Tilapia is commonly available in supermarkets around here and even though I prefer them cut into steaks, filleted tilapia generally makes it to the table because hubby prefers to eat fish without having to be bothered with the bones. Fillets are fine, except that the stomach half of a fillet is a useless waste of space in a gravy or curry. That end of the fish generally disintegrates completely because it's not firm enough to withstand simmering or stewing. So this part of the fish fillet can be blanched, flaked and used the same way packaged tuna is used. In this case, I have added it to this rice and lentil stew, which is just perfect for a winter's day.
Ingredients: (makes
6 generous servings)
½ lb.
tilapia fish fillets (stomach half only), blanched & flaked
1 cup
Basmati rice (or day-old cooked rice)
1/4
cup mung dal (mung beans)
1/4
cup masoor dal (red lentils)
1/4
cup wheat berries
4
Tbsp. vegetable oil
2
large onions
4
cloves garlic
1 tsp.
ginger paste
1
chayote squash, peeled & cubed
1
russet potato, peeled & cubed
2
jalapeno peppers, sliced
6 cups
hot water
2 cups
hot chicken broth or water
salt
to taste
Tempering:
1/2
tsp.
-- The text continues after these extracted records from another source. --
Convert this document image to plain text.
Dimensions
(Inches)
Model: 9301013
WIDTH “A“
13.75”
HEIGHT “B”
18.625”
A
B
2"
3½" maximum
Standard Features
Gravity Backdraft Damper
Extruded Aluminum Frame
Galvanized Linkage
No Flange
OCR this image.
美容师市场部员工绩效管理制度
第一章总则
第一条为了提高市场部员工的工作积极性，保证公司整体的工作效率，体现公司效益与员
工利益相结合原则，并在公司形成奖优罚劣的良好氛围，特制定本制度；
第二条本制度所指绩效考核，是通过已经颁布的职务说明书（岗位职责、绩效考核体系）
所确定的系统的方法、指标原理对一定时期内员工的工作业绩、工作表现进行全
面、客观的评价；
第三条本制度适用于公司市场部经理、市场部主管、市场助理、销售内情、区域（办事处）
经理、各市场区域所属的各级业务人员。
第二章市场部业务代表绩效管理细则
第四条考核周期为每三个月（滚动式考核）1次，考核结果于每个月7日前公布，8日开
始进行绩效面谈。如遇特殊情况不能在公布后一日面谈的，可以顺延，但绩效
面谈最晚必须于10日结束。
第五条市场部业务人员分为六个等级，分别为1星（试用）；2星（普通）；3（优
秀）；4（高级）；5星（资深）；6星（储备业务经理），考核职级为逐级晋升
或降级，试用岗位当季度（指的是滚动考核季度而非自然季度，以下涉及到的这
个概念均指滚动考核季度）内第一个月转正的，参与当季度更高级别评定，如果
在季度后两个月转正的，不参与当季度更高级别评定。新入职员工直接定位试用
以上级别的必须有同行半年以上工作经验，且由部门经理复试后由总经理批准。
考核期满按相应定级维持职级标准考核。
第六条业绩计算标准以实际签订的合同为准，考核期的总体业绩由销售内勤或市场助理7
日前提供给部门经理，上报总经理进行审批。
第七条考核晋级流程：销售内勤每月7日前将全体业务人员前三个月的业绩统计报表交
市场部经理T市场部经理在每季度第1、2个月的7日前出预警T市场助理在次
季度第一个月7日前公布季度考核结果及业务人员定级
Shah Jeera or cumin seeds
2 bay
leaves
2
dried red chilies, de-seeded and broken in pieces
Spice
Powders:
1/4
tsp. turmeric
1/4
tsp. garam masala powder
Garnishes:
2
limes, cut in eighths
Deep
fried onions
Ghee
or butter
Directions:
1. Wash & drain the
rice, lentils and wheat berries.
2. Heat oil and sputter Tempering and Spice
Powders.
3. Stir-fry onions and
garlic until translucent, add ginger paste & stir.
4. Add drained rice
& lentils and stir-fry until coated with oil & spices.
5. Stir in 6 cups hot
water, squash and potatoes.
6. Bring to a boil and
simmer until potatoes, rice & lentils are cooked.
7. Add flaked fish
along with hot chicken broth, bring to a boil & adjust salt to taste.
8. Transfer to serving
bowls & garnish with lime juice, fried onions & ghee.